Elephants Near Timbuktu Make Astonishing Migration Treks

The 350 elephants living in Mali’s Gourma desert – Africa’s northernmost population – have adapted to living with little access to water and high temperatures. (Image credit: Chyulu Smith)

A group of elephants near Timbuktu makes an epic journey each year in their quest for food and water. Researchers found that they travel across an area of 12,355 square miles (32,000 square kilometers) in the deserts of Mali, marking the largest known elephant range in the world.

The animals' extreme journey is a product of life in harsh conditions.

"It's incredible these elephants have survived. They have a truly stressful life with the lack of water and food, and their giant range reflects that," said lead researcher Jake Wall of the conservation organization Save The Elephants, Kenya, and the University of British Columbia.

Wall and his colleagues attached GPS collars to nine elephants in the Gourma region in Africa in March 2008 and tracked the beasts over the next two years, finding that the elephants migrate south at the start of the rainy season in April and May over a large arclike path that extends into northern Burkina-Faso in West Africa.

The Gourma elephants don't necessarily walk farther than their East and Southern African cousins, but their movements are spread out over an area 150 percent bigger than those reported in Namibia, and 29 percent larger than those in Botswana, the researchers said. Interestingly, the researchers also found that males and females often take different routes — in fact they only share about a quarter of their ranges.

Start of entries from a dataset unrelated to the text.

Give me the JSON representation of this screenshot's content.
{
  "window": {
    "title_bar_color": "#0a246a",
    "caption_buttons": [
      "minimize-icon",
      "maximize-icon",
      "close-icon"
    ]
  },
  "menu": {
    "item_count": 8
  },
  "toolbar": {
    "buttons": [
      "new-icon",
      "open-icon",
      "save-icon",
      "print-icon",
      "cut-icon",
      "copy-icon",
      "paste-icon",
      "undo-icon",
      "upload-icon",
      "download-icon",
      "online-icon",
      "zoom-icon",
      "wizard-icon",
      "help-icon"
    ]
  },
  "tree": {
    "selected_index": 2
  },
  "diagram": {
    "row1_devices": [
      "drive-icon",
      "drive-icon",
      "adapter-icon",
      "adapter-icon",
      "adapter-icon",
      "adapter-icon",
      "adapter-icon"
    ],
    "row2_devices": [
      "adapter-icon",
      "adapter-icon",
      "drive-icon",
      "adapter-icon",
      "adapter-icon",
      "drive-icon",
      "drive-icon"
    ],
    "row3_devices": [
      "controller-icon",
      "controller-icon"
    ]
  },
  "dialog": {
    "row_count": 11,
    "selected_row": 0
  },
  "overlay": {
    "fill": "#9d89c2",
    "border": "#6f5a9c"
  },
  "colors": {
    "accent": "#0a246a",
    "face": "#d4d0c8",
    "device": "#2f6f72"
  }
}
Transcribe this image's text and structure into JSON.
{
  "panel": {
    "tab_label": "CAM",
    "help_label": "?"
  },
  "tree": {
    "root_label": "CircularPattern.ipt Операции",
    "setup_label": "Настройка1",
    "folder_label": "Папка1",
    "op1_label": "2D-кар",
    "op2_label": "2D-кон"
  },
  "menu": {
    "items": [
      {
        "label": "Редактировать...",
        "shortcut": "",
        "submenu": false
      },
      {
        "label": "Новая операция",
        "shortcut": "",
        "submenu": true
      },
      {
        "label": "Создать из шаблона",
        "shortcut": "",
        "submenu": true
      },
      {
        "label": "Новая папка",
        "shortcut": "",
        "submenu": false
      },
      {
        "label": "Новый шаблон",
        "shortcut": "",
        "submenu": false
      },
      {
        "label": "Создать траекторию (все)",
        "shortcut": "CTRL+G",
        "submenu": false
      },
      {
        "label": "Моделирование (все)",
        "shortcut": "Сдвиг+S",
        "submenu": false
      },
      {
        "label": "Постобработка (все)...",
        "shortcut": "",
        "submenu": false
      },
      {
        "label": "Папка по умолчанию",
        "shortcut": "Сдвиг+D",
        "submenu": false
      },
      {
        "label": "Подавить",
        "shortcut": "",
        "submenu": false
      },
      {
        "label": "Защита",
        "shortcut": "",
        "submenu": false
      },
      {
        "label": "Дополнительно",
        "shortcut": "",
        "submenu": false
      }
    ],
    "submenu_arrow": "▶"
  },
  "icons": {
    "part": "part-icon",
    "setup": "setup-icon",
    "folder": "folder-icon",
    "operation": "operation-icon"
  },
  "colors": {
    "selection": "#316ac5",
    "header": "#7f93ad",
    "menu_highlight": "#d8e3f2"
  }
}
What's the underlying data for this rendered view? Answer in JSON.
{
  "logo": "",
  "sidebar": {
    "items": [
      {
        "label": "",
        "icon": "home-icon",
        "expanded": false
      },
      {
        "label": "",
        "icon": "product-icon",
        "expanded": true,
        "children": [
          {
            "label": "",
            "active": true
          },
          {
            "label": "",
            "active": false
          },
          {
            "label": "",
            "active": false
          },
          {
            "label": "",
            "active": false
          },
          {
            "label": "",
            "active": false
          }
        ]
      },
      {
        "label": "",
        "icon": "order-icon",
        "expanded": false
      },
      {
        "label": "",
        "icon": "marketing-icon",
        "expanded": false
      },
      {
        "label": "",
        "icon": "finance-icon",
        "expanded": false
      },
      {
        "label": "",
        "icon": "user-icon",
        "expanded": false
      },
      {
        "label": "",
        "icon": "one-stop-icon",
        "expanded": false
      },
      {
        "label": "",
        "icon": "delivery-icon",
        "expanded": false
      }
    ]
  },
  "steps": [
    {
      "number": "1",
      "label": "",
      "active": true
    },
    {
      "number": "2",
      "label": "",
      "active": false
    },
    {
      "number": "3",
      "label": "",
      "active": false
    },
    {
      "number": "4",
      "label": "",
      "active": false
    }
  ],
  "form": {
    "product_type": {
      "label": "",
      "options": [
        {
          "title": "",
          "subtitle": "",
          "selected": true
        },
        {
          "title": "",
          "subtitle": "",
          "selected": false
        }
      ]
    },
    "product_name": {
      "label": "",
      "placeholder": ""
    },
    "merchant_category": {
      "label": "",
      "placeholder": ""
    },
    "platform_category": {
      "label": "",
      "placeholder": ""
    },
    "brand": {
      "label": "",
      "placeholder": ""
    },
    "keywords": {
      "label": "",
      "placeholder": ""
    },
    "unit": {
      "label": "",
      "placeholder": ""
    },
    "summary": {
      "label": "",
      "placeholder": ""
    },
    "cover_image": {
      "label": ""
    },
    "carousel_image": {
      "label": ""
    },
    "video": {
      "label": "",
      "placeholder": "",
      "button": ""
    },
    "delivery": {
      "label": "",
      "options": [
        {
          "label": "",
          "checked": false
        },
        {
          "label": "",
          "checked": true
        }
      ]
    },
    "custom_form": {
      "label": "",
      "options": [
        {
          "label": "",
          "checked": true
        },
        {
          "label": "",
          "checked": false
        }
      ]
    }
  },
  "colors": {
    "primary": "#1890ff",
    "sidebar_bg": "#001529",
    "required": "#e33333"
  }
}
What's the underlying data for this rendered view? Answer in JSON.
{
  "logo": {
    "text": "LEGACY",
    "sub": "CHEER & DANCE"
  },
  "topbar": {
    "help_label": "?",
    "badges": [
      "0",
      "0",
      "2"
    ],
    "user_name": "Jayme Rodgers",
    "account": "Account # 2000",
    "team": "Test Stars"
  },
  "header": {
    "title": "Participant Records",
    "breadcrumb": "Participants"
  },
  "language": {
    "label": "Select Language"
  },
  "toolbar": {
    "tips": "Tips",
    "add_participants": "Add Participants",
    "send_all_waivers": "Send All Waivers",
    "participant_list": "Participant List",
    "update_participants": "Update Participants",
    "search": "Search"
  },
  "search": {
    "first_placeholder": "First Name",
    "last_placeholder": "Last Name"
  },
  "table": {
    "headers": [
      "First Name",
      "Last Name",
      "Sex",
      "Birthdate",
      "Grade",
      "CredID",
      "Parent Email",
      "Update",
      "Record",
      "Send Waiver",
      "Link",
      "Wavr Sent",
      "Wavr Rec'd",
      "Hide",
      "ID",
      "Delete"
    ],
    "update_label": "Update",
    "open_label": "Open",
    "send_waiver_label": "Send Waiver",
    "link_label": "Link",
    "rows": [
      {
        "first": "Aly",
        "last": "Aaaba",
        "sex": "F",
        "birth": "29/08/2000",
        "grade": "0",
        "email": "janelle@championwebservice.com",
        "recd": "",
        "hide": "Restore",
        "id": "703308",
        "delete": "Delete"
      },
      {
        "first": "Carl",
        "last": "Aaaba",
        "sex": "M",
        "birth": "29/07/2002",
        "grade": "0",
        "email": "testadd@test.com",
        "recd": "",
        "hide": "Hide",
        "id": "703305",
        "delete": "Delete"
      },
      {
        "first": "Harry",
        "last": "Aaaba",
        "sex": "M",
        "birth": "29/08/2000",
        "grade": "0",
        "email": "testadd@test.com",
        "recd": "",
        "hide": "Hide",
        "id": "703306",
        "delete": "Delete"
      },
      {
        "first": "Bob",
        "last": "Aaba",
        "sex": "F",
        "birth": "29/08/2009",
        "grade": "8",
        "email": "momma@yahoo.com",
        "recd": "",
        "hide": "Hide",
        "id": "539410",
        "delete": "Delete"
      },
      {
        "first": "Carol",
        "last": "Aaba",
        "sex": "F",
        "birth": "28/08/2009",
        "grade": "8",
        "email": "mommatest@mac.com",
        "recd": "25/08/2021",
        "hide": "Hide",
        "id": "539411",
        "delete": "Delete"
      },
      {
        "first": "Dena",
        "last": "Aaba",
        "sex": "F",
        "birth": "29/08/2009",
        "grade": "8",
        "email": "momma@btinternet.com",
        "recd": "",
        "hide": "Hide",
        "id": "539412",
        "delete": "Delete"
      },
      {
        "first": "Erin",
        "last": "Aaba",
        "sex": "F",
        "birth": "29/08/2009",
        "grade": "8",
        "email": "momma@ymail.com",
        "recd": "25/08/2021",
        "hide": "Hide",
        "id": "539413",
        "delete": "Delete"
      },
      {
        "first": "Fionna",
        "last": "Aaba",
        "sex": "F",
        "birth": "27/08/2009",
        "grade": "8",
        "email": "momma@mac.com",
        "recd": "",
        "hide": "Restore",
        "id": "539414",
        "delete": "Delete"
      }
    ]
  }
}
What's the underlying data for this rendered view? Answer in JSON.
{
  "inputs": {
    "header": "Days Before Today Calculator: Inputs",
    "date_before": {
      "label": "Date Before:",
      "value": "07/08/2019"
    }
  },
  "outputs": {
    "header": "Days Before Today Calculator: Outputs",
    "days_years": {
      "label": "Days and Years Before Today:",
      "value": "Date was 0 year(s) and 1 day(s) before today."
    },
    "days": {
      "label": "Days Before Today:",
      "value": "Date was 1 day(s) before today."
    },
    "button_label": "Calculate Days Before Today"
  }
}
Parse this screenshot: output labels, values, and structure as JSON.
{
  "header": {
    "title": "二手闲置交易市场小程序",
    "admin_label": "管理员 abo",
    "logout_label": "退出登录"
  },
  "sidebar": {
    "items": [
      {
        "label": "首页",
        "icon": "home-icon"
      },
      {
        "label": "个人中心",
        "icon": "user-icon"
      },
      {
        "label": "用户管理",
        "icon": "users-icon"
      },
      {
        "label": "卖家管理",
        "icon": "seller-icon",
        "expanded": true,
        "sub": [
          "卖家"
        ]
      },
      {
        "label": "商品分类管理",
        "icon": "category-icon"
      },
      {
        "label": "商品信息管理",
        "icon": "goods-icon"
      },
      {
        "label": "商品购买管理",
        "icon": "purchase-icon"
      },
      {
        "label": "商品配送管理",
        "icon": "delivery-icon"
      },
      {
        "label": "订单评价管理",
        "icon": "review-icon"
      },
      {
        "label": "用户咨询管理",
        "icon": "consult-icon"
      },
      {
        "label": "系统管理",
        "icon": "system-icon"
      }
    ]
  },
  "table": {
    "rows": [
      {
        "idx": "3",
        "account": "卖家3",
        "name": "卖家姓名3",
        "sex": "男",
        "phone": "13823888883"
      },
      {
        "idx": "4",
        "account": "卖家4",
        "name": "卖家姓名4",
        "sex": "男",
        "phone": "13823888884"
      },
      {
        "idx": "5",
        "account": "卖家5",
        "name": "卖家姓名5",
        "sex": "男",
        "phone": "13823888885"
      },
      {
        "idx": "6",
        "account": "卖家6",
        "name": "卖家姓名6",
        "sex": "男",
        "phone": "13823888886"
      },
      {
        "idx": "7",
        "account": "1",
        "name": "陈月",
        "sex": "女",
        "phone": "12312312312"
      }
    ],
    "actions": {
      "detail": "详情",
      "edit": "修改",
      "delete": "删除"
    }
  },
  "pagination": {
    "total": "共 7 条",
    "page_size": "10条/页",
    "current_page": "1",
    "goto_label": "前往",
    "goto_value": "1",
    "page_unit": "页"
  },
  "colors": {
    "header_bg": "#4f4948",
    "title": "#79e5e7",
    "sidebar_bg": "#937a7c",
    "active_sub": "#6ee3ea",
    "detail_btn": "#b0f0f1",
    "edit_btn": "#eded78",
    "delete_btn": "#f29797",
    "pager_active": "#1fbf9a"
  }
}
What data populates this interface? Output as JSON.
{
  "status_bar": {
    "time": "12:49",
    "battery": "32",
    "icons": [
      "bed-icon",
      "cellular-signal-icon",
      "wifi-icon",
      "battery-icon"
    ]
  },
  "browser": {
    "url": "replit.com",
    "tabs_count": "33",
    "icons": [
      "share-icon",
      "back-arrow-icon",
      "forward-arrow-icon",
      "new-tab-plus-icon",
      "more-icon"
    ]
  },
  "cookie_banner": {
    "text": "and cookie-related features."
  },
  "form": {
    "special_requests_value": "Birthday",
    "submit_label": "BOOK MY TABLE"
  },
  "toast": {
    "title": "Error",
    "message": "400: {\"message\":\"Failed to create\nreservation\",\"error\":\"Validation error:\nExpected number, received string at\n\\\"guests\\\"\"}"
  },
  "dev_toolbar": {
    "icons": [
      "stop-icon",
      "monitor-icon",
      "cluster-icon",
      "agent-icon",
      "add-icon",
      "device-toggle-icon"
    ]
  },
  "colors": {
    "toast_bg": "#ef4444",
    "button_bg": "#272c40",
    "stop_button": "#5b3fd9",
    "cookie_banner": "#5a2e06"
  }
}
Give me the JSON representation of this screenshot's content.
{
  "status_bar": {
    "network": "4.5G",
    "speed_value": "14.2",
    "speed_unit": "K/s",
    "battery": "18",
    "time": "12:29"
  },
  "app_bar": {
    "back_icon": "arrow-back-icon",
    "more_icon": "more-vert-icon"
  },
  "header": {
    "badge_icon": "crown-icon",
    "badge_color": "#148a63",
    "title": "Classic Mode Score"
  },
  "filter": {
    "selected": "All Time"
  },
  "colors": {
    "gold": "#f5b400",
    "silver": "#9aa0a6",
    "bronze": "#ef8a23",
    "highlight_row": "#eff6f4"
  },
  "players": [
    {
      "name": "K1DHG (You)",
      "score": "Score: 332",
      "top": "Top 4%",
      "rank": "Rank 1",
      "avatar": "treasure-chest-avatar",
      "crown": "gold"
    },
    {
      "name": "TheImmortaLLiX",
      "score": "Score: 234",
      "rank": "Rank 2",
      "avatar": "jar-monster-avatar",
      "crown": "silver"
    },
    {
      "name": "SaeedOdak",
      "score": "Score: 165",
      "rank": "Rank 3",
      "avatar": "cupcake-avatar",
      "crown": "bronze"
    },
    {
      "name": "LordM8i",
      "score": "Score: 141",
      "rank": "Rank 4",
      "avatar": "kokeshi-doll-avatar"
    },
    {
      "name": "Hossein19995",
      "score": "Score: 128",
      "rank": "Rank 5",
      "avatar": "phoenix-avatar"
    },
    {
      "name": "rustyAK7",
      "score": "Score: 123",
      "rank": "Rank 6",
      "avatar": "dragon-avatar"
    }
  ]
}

"We think the difference is partly because of their tolerances towards people. Bulls generally take more risks and occupy areas that have higher human densities," said Wall. "They also have varying food strategies, and we think that differences in the areas they occupy might be because of different vegetation types in those areas."

Map showing the range of the Gourma elephant. The ranges of male and female elephants overlapped by only 24 percent. (Image credit: Jake Wall / Save The Elephants)

Though the elephants have been able to beat the heat and drought of their environment, researchers warn they might be threatened by violence in their politically unstable home, which has been wracked by an uprising of Islamist militants.

"We now fear that they may become victims of civil disturbance in the north of Mali due to the uprising currently taking place," said zoologist Iain Douglas-Hamilton of Oxford University, who is also founder of the London-based group Save The Elephants.

The research was detailed last week in the journal Biological Conservation.